Ce qui signifie qu’un tiers (33,9%) n’a pas ouvert de compte sur le site de l’assurance retraite pour estimer leurs ressources futures, ce qui est inquiétant.
Pour l’ensemble des personnes qui ont fait une simulation, les revenus mensuels à attendre seront : inférieurs à 999 € pour 39,2%, entre 1 000 et 1 499 € pour 27,5% alors que seulement 10,8 % ont une estimation supérieure à 1 500 €.
Complémentaires santé
Trop de personnes sont sans complémentaire santé, surtout avec la survenue des comorbidités avec l’âge, l’augmentation possible du reste à charge, la quasi-généralisation des dépassements d’honoraires en ville, cette absence de complémentaire peut devenir problématique pour un suivi coordonné avec les praticiens de ville.
Moins de 60 ans (n=197) | 60 à 69 ans (n=176) | Plus de 70 ans (n=47) | |
Sans complémentaire santé | 31 (15,8%) | 22 (12,7%) | 7 (14,9%) |
Par ailleurs, à la question : « connaissez-vous les dispositifs seniors de votre commune ou de votre département ? » la majorité répond par la négative : 69,5% des 50-59 ans, 59,1% des 60-69 ans et 53,2 % des plus de 70 ans. Si la très grande majorité n’a pas de difficultés pour se laver ou s’habiller, ils pourraient cependant bénéficier de certaines aides financières, du portage de repas à domicile ou des services d’une aide-ménagère.
Conclusion
Les réponses sur les conditions de vie et de ressources sont cohérentes en croisant les différents items aux niveaux socio-économiques. Si la moitié des PVVIH ont des ressources supérieures à 1 500 € et sont propriétaires dans l’enquête, près de la moitié des moins de 60 ans ne bénéficient que de minima sociaux.
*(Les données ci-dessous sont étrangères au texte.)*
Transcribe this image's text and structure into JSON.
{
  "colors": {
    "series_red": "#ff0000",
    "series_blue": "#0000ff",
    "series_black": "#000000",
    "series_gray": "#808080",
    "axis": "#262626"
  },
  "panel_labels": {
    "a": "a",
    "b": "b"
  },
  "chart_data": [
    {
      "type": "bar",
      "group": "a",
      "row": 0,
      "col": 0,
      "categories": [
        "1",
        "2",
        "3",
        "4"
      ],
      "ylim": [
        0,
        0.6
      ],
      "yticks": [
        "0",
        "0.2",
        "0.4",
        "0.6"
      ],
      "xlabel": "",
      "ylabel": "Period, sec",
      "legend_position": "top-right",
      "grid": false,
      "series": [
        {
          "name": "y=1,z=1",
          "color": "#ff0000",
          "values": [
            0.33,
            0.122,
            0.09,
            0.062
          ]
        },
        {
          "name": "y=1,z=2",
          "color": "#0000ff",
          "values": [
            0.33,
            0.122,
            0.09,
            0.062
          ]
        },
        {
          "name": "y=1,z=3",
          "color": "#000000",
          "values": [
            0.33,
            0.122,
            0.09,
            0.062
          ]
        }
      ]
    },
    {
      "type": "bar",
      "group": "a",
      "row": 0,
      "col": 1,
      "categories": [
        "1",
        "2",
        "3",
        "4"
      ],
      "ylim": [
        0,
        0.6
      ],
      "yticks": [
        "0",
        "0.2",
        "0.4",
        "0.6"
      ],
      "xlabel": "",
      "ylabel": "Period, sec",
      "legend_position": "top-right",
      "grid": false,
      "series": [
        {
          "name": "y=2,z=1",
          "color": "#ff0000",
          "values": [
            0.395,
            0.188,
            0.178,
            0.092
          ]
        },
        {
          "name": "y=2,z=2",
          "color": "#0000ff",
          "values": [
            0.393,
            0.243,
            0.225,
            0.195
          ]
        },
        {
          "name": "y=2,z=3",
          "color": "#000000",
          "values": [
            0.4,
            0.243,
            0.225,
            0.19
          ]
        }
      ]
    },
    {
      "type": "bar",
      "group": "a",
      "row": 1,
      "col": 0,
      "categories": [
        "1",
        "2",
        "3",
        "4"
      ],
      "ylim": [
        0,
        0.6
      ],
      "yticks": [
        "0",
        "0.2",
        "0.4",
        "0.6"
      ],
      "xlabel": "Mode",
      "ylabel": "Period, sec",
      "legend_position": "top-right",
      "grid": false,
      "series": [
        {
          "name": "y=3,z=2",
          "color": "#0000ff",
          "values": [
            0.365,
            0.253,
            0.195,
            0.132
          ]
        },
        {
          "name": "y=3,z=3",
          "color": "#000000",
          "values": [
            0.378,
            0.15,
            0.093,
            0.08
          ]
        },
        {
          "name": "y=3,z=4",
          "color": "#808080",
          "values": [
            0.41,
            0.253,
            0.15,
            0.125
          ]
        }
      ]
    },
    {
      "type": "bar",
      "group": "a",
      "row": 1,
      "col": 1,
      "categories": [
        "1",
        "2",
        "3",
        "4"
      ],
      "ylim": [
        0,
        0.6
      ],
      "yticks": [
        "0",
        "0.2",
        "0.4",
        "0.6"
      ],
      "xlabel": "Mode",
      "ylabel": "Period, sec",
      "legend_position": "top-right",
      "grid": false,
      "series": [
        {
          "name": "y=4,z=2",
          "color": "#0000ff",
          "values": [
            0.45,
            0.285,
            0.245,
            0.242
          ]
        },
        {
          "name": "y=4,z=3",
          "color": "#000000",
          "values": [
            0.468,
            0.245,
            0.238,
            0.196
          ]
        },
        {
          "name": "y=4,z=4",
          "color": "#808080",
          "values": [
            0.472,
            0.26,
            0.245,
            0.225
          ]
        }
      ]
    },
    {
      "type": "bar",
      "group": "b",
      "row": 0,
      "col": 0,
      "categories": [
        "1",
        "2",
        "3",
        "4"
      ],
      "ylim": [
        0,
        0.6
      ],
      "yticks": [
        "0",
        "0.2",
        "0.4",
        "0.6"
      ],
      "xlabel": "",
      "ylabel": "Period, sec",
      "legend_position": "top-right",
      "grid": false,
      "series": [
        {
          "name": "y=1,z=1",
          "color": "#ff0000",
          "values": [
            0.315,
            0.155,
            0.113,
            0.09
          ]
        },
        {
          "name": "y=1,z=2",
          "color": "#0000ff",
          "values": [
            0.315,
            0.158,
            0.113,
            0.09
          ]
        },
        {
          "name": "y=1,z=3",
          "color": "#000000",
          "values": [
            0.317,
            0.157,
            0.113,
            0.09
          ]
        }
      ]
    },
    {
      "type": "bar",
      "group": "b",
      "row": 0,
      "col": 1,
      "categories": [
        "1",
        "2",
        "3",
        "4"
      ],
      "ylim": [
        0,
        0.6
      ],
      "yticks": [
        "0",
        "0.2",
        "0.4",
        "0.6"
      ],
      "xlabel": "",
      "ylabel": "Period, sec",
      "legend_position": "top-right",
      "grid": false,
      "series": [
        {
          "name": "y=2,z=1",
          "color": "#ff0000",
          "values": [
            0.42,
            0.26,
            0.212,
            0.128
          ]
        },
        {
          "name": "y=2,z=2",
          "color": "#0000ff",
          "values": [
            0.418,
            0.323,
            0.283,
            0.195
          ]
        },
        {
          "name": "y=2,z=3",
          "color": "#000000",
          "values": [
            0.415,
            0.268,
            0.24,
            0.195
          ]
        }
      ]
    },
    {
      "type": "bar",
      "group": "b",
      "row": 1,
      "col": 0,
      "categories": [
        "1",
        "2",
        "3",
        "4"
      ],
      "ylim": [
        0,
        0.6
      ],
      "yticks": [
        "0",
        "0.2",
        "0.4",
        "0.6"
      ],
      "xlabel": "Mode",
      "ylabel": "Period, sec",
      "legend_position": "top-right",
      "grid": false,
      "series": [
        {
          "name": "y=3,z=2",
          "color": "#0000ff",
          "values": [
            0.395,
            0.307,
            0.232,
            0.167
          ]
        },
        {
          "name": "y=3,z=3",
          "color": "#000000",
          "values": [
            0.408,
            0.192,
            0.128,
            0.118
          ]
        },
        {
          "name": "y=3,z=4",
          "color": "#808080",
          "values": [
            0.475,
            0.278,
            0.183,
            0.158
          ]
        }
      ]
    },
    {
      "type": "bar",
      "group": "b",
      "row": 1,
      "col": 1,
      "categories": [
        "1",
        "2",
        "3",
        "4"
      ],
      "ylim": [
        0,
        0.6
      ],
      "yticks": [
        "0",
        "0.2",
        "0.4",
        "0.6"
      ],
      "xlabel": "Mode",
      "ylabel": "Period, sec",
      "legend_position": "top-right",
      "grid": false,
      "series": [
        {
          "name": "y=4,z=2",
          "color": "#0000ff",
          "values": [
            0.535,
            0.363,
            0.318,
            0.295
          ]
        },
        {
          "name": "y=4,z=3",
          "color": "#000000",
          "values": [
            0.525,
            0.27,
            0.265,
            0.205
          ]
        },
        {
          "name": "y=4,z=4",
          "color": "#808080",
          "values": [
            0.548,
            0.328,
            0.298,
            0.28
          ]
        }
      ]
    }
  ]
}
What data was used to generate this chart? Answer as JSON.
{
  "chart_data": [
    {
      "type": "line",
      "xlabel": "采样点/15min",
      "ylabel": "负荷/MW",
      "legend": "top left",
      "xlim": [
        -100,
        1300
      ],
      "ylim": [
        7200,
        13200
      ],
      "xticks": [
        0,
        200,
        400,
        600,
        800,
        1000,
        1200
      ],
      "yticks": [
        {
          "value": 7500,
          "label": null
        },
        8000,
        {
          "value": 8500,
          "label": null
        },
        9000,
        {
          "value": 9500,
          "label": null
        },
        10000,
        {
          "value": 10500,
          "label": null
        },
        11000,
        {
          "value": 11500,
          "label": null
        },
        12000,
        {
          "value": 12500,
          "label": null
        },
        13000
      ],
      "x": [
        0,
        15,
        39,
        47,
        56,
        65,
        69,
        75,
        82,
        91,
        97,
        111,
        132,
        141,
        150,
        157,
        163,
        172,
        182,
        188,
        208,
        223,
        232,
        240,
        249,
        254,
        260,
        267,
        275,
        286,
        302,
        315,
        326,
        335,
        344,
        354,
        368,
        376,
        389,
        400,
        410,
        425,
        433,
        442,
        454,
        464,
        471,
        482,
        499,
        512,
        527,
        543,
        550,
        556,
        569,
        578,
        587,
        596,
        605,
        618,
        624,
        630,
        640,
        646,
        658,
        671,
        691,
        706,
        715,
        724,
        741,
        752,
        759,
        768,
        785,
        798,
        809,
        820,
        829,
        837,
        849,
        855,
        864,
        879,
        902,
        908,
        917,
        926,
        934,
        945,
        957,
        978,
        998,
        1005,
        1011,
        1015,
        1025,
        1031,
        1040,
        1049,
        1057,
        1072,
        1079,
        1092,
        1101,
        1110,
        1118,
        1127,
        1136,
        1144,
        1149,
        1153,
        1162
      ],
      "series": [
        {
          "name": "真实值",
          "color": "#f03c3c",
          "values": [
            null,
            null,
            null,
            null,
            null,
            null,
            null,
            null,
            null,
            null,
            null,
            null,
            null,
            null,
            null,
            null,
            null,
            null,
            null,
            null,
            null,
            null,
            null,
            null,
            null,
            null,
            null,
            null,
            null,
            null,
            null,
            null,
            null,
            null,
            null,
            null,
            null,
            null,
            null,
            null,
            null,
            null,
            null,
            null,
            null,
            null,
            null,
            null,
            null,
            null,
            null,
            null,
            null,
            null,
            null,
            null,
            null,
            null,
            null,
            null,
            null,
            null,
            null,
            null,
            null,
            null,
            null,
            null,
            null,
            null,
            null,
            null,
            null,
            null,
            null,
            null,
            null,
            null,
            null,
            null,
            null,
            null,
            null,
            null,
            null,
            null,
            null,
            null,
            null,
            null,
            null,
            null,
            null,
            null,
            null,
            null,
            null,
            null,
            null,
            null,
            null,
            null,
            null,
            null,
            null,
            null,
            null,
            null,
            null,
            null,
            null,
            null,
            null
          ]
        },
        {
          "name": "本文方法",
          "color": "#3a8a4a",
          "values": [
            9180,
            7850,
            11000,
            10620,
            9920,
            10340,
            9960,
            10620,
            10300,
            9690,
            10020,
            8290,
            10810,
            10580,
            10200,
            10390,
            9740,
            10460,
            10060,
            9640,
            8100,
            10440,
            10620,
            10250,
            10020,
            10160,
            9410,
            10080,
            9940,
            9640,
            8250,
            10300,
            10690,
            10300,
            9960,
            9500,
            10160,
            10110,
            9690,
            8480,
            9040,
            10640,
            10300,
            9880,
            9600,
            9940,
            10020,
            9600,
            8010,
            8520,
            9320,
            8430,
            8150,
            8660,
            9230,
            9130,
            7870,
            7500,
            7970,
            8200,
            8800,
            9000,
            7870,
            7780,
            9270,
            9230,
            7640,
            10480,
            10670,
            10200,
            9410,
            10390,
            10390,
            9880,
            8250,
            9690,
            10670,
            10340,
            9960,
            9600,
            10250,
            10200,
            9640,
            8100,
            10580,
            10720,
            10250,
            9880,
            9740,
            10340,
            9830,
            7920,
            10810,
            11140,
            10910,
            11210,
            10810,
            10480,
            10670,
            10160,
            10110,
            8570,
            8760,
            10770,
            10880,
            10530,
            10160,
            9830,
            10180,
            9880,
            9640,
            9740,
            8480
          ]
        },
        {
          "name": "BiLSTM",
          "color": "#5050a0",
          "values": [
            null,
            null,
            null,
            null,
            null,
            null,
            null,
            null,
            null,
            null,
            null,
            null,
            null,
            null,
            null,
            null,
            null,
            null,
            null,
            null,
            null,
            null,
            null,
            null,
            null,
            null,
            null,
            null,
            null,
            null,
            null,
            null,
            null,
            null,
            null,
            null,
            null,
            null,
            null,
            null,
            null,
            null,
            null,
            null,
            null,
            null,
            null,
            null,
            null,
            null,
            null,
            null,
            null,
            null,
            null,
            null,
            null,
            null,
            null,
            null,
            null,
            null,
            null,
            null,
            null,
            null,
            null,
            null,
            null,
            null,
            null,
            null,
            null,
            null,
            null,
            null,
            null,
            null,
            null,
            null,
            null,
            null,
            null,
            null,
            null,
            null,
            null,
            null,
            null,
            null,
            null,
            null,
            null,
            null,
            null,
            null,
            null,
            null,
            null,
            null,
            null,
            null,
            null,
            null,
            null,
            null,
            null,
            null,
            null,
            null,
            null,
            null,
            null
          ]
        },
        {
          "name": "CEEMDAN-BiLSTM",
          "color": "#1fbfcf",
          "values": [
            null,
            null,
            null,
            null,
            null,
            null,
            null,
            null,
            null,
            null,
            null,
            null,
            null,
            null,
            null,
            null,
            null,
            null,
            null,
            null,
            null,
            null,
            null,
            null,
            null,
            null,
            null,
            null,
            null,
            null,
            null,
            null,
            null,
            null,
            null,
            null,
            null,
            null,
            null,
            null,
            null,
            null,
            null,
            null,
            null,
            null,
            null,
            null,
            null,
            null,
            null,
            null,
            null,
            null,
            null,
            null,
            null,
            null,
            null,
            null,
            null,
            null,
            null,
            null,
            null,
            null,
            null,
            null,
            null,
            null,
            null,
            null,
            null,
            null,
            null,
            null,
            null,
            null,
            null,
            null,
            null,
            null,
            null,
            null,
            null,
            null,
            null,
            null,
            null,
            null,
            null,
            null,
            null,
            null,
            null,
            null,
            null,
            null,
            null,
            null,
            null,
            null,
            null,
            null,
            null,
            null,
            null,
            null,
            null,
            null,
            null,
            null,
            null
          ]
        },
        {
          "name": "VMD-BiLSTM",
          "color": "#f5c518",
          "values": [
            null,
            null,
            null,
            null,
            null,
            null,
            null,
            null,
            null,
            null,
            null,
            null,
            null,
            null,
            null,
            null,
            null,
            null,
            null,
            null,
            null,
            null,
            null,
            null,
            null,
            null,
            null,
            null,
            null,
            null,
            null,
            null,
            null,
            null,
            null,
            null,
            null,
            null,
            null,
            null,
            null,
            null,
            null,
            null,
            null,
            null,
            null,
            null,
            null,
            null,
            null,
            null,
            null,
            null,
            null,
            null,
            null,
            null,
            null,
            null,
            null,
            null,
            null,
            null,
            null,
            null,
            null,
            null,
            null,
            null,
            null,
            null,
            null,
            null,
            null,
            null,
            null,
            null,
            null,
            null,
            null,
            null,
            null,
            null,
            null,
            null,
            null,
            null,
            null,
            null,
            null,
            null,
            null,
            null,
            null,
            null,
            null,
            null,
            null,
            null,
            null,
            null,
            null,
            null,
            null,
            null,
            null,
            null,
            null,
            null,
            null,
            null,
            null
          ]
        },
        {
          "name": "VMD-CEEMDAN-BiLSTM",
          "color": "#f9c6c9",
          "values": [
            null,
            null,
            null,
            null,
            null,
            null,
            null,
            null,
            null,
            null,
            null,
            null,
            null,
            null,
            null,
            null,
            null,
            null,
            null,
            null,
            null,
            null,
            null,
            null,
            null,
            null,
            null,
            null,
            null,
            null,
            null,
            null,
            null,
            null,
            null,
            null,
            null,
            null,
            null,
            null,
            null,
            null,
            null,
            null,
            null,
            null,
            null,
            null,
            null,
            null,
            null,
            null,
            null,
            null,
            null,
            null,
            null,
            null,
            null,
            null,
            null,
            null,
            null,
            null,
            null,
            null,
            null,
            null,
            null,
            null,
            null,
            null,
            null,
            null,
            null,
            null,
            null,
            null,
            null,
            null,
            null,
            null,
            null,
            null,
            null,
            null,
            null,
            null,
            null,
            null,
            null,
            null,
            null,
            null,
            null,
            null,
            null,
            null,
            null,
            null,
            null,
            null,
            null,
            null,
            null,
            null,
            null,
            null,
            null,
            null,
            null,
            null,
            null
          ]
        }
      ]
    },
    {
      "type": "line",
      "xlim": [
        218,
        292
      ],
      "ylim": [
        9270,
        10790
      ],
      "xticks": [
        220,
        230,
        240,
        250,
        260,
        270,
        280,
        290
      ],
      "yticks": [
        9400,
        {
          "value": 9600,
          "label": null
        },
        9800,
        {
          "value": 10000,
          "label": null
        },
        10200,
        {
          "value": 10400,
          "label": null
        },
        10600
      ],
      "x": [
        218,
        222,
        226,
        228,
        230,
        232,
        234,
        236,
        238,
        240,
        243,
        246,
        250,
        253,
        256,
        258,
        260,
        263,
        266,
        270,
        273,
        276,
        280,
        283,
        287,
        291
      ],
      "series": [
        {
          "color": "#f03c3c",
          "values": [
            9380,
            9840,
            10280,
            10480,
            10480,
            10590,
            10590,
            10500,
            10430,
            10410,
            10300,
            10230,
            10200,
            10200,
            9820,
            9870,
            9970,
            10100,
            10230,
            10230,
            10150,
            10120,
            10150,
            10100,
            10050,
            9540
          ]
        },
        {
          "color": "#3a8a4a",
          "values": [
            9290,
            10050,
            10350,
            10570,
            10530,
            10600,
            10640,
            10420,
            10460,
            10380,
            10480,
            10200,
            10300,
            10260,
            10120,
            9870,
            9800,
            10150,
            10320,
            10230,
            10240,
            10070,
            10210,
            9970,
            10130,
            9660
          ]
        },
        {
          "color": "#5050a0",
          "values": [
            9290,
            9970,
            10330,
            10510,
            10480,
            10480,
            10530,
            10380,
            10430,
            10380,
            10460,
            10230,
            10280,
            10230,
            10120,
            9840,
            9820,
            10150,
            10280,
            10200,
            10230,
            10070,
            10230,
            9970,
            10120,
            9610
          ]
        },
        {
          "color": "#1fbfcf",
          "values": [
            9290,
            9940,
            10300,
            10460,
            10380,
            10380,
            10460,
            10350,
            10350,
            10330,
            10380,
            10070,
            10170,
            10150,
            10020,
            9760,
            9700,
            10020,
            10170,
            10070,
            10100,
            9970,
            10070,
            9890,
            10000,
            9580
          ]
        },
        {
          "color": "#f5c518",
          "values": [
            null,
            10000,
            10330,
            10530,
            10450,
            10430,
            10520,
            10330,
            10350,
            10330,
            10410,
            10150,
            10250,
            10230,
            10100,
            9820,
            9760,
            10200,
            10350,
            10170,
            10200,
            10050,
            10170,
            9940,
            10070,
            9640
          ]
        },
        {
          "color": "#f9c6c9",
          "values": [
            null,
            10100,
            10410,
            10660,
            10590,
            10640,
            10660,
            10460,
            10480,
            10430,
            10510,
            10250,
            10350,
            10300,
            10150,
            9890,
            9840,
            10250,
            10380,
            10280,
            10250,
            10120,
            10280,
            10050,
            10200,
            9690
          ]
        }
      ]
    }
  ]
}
Une paupérisation des PVVIH avec l’avancée en âge est inévitable, c’est pourquoi un repérage des fragilités socioéconomiques devient une urgence, notamment avec une évaluation des futures ressources et une « mise à l’abri » dans le parc social pour les locataires du privé. En particulier, une orientation vers un service social doit être faite pour celles et ceux qui n’ont pas de complémentaire santé ou de minima social.